For many medical centers, the only change in treatment policies after publication of the Danish (2) and British Columbia (3) postmastectomy post-systemic therapy trial results was in the treatment of women with 1–3 positive nodes. Most centers were irradiating patients with ≥4 positive nodes, or with tumors >5 cm or involving the deep margin. However, these data compelled radiation oncologists to consider adjuvant RT for women with less extensive nodal involvement, since they suggest that, for a particular patient, it might make the difference between failure and cure. The indications for postmastectomy adjuvant RT are shown in Table 1.

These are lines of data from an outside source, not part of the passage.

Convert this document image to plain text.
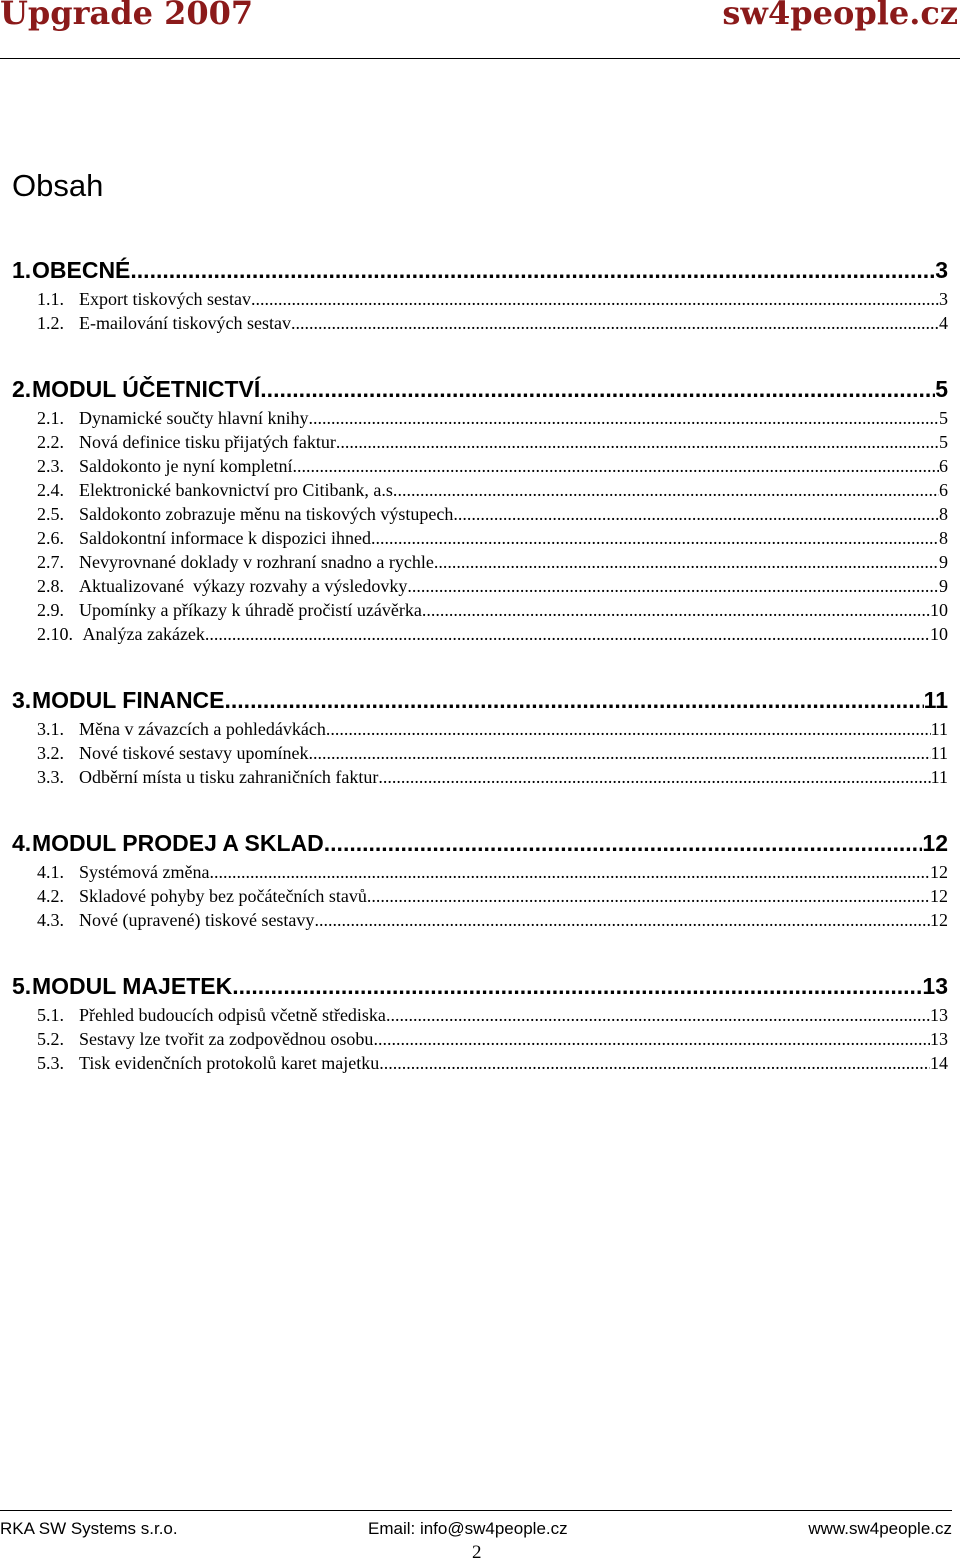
Upgrade 2007	sw4people.cz
Obsah
1. OBECNÉ .....	3
1.1. Export tiskových sestav .....	3
1.2. E-mailování tiskových sestav .....	4
2. MODUL ÚČETNICTVÍ .....	5
2.1. Dynamické součty hlavní knihy .....	5
2.2. Nová definice tisku přijatých faktur .....	5
2.3. Saldokonto je nyní kompletní .....	6
2.4. Elektronické bankovnictví pro Citibank, a.s. .....	6
2.5. Saldokonto zobrazuje měnu na tiskových výstupech .....	8
2.6. Saldokontní informace k dispozici ihned .....	8
2.7. Nevyrovnané doklady v rozhraní snadno a rychle .....	9
2.8. Aktualizované  výkazy rozvahy a výsledovky .....	9
2.9. Upomínky a příkazy k úhradě pročistí uzávěrka .....	10
2.10. Analýza zakázek .....	10
3. MODUL FINANCE .....	11
3.1. Měna v závazcích a pohledávkách .....	11
3.2. Nové tiskové sestavy upomínek .....	11
3.3. Odběrní místa u tisku zahraničních faktur .....	11
4. MODUL PRODEJ A SKLAD .....	12
4.1. Systémová změna .....	12
4.2. Skladové pohyby bez počátečních stavů .....	12
4.3. Nové (upravené) tiskové sestavy .....	12
5. MODUL MAJETEK .....	13
5.1. Přehled budoucích odpisů včetně střediska .....	13
5.2. Sestavy lze tvořit za zodpovědnou osobu .....	13
5.3. Tisk evidenčních protokolů karet majetku .....	14
RKA SW Systems s.r.o.	Email: info@sw4people.cz	www.sw4people.cz
2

The goal of therapy before the publication of the Danish and British Columbia studies was prevention of local regional recurrence, with treatment given only to higher-risk patients. At that time decisions were easier to make. Now, oncologists cannot discount the Danish finding that women with 1–3 positive nodes had a greater percentage decrease in failure and concomitant increase in survival rates with adjuvant RT than women with more extensive axillary involvement. If the oncology team concludes that women with 1–3 positive nodes require RT based upon the recent data, then the radiation oncologist should comprehensively cover the chest wall and nodal regions, because this technique has produced these favorable outcomes.

Since adjuvant RT after mastectomy was given in the past, stopped, and now is recommended once again, radiation oncology is truly “back to the future,” but with deeper purpose and hope for benefitting the lives of our patients.